Feb 15, 2007 23:42
So I almost burnt my house down today. I cooked a small (self serving size) of popcorn in the microwave for the same amount of time you cook a normal sized popcorn bag and it got soooo burnt. Smoke was bellowing out of the microwave by the time I took it out. Now the inside is this nice smokers teeth yellow. gross.
Today was utterly ridiculous. As the days pass, they seem to have less and less meaning. I honestly dont know why I went to school today, it felt like such a waste. Except for the fact that Mr.Moss warned me about dangerous peanut butter. It was SO cold today and I was not wearing the right clothes. Thank god some of the heaters at carnegie were functioning today or else I would be a Hannah popsicle. After reading Salome's entry about 20 degree weather I feel like a total pansey for not being able to stand 40 degrees. How am I going to survive in college? I've decided that while I am in Roanoke I should go shopping for some warm weather because they'll deff have a better selection than houston.

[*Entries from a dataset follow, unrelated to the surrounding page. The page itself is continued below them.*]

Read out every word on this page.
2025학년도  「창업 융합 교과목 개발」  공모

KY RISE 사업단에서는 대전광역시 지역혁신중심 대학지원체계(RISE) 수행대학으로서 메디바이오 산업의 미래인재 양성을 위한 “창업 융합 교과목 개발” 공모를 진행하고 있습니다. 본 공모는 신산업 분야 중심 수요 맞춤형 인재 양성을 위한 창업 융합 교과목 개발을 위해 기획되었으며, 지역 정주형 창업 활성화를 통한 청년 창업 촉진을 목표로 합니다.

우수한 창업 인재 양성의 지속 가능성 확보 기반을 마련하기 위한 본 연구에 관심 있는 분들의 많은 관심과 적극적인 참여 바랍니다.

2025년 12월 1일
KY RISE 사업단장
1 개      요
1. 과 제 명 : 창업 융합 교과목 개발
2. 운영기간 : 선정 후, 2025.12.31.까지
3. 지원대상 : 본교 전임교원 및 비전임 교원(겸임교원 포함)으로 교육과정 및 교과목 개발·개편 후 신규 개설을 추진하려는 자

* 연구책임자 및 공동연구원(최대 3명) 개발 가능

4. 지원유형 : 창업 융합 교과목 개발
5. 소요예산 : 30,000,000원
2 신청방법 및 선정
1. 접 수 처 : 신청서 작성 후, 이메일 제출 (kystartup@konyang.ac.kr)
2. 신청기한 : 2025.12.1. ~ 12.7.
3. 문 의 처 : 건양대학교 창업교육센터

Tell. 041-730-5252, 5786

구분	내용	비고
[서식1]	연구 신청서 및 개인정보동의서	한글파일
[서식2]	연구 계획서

The boys had a baseball game and, despite my fantastic idea of watching the game from inside my car, we sat in the increasingly cold and windy weather slowly loosing feeling in our faces and limbs. The boys won though so I guess it wasn't a waste. There were these really stupid guys from worthing who were heckling our boys and I wanted so bad to punch them all in the face...to bad I was frozen to my blanket.
Grey's anatomy is pretty much amazing and if next week's episode doesnt hurry up and get here I am just going to burst!!!!!!!!
This weekend is offically my last LYO retreat. It's so discomforting to know that I am going to be saying goodbye to some really great friends for the last time and there's nothing I can do to stop it. I can only make the best of the three days I have and hope that's enough for them to know I love them. I guess this is my test course for college.
I have my heater and my kitten in my room and tonight I will be warm and awake. What would I do without my comforter?
Quote of the Day:
Unless your heart, your soul, and your whole being are behind every decision you make, the words from your mouth will be empty, and each action will be meaningless. Truth and confidence are the roots of happiness.